Anas berkata, “Ketika Rasulullah sallAllahu ‘alayhi wasallam mencukur kepalanya (setelah hajj), Abu Talha adalah orang pertama yang mengambil rambutnya” [HR. Bukhari]
Anas juga berkata: “Nabi sallAllahu ‘alayhi wasallam melempar batu di al-Jamra, kemudian ber-qurban, dan menyuruh seorang tukang cukur untuk mencukur rambut beliau di bagian kanan lebih dulu, lalu memberikan rambut tersebut pada orang-orang” [HR. Muslim]
Dia berkata: “Talha adalah orang yang membagi-bagikannya”. [HR. Muslim, Tirmidhi, dan Abu Dawud]
Dia juga berkata: “Ketika Rasulullah mencukur rambut kepalanya di Mina, beliau SAW memberikan rambut beliau dari sisi kanan kepalanya, dan bersabda: Anas!
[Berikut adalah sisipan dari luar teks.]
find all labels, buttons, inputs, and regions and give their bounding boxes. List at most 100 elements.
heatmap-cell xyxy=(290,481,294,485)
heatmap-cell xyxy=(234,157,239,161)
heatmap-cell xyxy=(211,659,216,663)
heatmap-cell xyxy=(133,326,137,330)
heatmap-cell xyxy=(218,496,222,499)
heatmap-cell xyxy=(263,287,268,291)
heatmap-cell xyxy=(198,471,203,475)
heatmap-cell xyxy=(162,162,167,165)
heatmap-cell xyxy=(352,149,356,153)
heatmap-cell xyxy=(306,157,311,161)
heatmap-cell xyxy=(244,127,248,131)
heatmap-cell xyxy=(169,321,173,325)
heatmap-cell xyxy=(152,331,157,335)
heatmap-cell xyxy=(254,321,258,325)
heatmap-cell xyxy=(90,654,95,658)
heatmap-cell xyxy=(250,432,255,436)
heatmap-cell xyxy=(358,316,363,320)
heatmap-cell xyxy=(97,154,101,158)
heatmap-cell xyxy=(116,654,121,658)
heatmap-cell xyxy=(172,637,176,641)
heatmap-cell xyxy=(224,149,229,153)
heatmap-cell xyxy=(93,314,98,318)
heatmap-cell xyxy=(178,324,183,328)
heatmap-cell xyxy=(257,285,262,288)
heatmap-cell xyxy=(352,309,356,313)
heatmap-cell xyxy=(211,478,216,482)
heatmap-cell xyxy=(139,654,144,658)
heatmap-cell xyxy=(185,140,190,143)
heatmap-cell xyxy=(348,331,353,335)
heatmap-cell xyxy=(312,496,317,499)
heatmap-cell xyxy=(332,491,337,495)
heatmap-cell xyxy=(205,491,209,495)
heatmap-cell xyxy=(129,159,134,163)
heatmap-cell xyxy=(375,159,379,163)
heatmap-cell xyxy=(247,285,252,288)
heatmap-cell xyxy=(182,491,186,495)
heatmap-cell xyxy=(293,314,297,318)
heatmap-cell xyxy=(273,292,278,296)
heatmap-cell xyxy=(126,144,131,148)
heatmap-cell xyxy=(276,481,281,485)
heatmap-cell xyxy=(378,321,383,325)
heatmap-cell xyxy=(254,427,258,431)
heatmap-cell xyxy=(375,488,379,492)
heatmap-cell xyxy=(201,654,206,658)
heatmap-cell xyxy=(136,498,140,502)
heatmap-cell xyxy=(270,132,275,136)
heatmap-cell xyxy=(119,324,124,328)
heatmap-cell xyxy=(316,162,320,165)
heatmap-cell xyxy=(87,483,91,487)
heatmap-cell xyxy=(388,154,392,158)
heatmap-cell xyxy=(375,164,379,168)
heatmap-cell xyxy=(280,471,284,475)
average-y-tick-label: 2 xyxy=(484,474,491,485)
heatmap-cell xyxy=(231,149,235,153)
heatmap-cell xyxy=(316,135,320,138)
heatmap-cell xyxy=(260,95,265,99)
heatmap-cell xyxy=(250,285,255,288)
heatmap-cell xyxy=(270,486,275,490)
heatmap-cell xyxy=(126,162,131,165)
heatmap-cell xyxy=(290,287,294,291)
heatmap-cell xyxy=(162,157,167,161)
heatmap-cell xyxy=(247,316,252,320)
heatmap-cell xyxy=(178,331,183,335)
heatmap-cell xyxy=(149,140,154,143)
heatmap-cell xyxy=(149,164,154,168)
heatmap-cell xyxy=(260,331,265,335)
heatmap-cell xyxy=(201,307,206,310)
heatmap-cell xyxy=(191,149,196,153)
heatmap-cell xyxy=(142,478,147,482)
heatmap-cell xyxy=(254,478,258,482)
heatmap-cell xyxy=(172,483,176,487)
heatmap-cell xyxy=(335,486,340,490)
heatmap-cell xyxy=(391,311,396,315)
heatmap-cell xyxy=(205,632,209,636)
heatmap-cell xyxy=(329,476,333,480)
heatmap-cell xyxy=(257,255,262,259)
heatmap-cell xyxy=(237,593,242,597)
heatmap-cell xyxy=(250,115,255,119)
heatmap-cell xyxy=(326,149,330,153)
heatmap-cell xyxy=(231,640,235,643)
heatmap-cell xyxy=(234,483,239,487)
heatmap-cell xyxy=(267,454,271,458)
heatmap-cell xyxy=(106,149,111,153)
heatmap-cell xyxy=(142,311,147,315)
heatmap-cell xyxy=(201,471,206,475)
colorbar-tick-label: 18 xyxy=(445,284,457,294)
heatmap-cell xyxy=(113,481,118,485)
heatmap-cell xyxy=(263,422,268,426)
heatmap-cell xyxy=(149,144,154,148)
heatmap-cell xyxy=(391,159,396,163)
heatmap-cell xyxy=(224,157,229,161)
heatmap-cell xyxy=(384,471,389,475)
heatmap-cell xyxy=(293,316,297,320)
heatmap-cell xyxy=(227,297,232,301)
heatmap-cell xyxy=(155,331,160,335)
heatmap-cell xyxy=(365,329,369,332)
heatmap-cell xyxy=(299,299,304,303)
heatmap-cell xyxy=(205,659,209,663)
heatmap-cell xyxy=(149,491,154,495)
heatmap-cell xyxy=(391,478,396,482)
Bawa ini ke Ummu Sulaym (ibunya). Ketika para shahabat radiyallahu ‘anhum ajma’in melihat apa yang Rasulullah SAW berikan pada kami, mereka berebut untuk mengambil rambut beliau SAW yang berasal dari sisi kiri kepala beliau SAW, dan setiap orang mendapat bagiannya masing-masing. [HR. Ahmad]
Diriwayatkan di dalam Tadzkiratul Huffazh dan Siyar A’lamun Nubala, ketika Imam Ahmad bin Hanbal wafat maka jenazahnya dishalatkan lebih dari 800.000 Muslimin-Muslimat dan ia pun pernah berwasiat pada putranya, “Jika aku wafat, aku menyimpan 3 helai rambut Rasulullah SAW. Letakkan 1 helai rambut dibibirku, yang 2 helai taruh di kedua mataku dan makamkan aku dengan itu.” Demikian cintanya Imam Ahmad bin Hanbal sehingga ia tidak ingin dikebumikan kecuali dengan terus mencium rambutnya Rasulullah SAW. Demikianlah Mahabbah, demikianlah cinta sang Imam kepada Nabi Muhammad SAW.
Abu Bakr berkata: “Aku melihat Khalid ibn Walid meminta gombak (rambut bagian depan) Nabi sallAllahu ‘alayhi wasallam, dan dia menerimanya. Dia biasa menaruhnya di atas matanya, dan kemudian menciumnya.” Diketahui bahwa kemudian dia menaruhnya di qalansuwa (tutup kepala yang dikelilingi turban) miliknya, dan selalu memenangkan perang. (riwayat Al-Waqidi di Maghazi dan Ibn Hajar di Isaba).
Ibn Abi Zayd al-Qayrawani meriwayatkan bahwa Imam Malik berkata:
“Khalid ibn al-Walid memiliki sebuah qalansiyya yang berisi beberapa helai rambut Rasulullah SAW, dan itulah yang dipakainya pada perang Yarmuk.
Yahudi dan antek-anteknya tidak ingin ummat ini bangkit mencintai Nabi Muhamamd SAW. Yahudi dan antek-anteknya sangat takut jika ummat Islam ini bertabarruk dengan Nabi dan orang-orang shalih serta bertawassul dengan Nabi dan orang-orang shalih. Jika ummat ini sampai melakukannya dan meminta kemenangan, maka ummat ini akan menang. Maka jangan terkecoh dengan syubhat-syubhat yang disebarkan Yahudi melalui antek-anteknya.